Leverkusen Der letzte Chauffeur

Leverkusen · Manfred Artz fährt seit Jahren die Oberbürgermeister. Jetzt geht der letzte von einst sieben städtischen Fahrern in Rente.

Leverkusen: Der letzte Chauffeur
Foto: Uwe Miserius

Als er im Rückspiegel sah, wie der rote Fiat immer näher ans Heck heranrutschte, sagte Manfred Artz nur eines: "Herr Buchhorn, festhalten!" Das sei in einem Winter gewesen, der Fiat nicht mehr fahrtüchtig und sein Dienstwagen mit einer dicken Beule im Kofferraum davongekommen, erzählt der Cheffahrer von Leverkusen, der Mann, der schon Paul Hebbel und Ernst Küchler zu ihren Oberbürgermeisterzeiten fuhr. Manfred "Atze" Artz ist der letzte Chauffeur. Denn "Atze" geht Ende August in Ruhestand. "Nur ich bin aus dem Rennstall noch übrig", sagt der 65-Jährige schmunzelnd. Als er anfing, habe es noch sieben städtische Fahrer gegeben beim Amt 70. Die waren nötig: In den 70er Jahren seien zum Beispiel Mitarbeiter vom Ordnungsamt zu Jugendschutzkontrollen gefahren worden. Auch bei Schul- und Heimzuführungen seien die Fahrer involviert gewesen.

Ob einer oder mehr als ein halbes Dutzend: Jeder, der die Chefetage chauffiert, muss sich an das oberste Gebot halten: Verschwiegenheit ("Meine Ohren gehen im Dienstwagen automatisch zu"). Dazu kommen laut "Atze" Pünktlichkeit und Sauberkeit. Zwei-, dreimal die Woche wird der Dienstwagen geputzt. "Bei meinem Privatwagen, einem Ford Mondeo, mache ich das genauso. Das habe ich in der Lehre gelernt: Den Arbeitsplatz muss man sauberhalten. Und der Dienstwagen ist mein Arbeitsplatz."

Das war nicht immer so. Gelernt hat Manfred Artz bei Wuppermann den Beruf des Betriebsschlossers. Als dort die Lichter auszugehen drohten, schaffte er - auch dank familiärer Beziehungen - den Absprung zur Stadt. Zunächst arbeitete er in er Schlosserei, reparierte in der Werkstatt zum Beispiel Pumpen von Kehrmaschinen, wechselte Reifen, saß auch mal auf dem Kopflader. Dann wurde er Pkw-Fahrer. Später Cheffahrer für Paul Hebbel.

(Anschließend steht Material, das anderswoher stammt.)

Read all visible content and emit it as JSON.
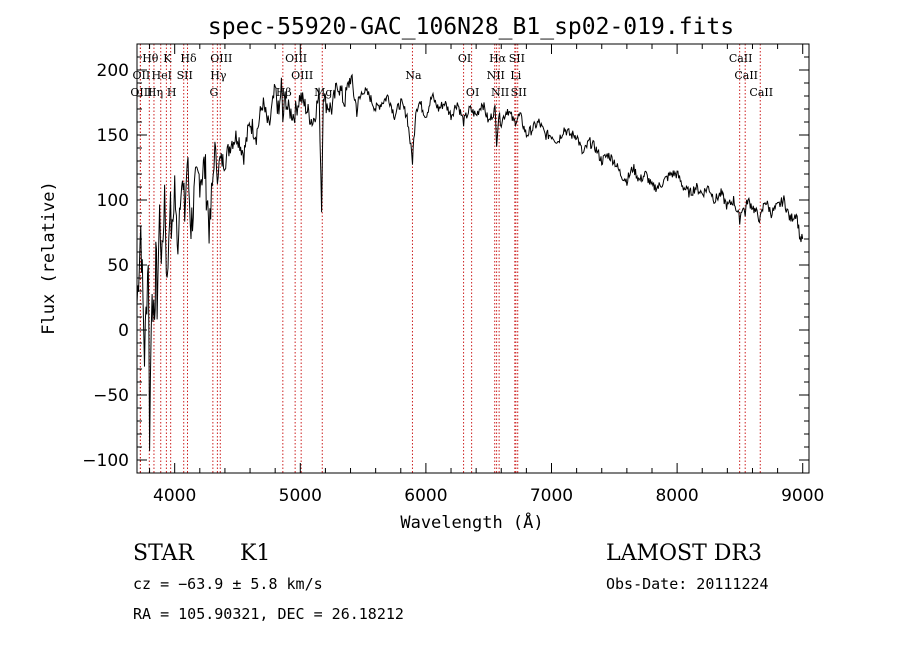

Wer netter, gesprächiger, launischer von den drei Oberbürgermeistern war? Sagt "Atze" nicht. Verschwiegenheit eben. Dafür lobt er gerne die Dienstlimousine, einen Audi. "Der ist super, liegt wie ein Brett auf der Straße. Mercedes hüpft immer so", urteilt der Fachmann, der an der Krawatte zum Dienstanzug eine Nadel mit Handschellen trägt. "Habe ich vom Polizeipräsidenten bekommen, dem Leverkusener, als es noch das Präsidium gab."

In den vergangenen 15 Jahren war Manfred Artz einmal zwei Wochen lang krank. Zweimal hat er ein Training für Cheffahrer absolviert. Zur Untersuchung inklusive Sehtest geht er jedes Jahr. "Man muss ja die Augen auch rechts und links haben", betont Artz.

Manchmal, wenn er lange bei einem Termin warten muss und kein anderer Fahrer für einen Schwatz zur Verfügung steht, guckt "Atze" auf einen kleinen Fernseher, meistens sehe er Nachrichten, sagt der Großvater von zwei Enkeln.

In 40 Jahren, die "Atze" als Fahrer tätig ist, hat er rund eine Million Kilometer gefahren, schätzt er. Bis zum Rentenstart am 1. September, kommen wohl noch einige hinzu.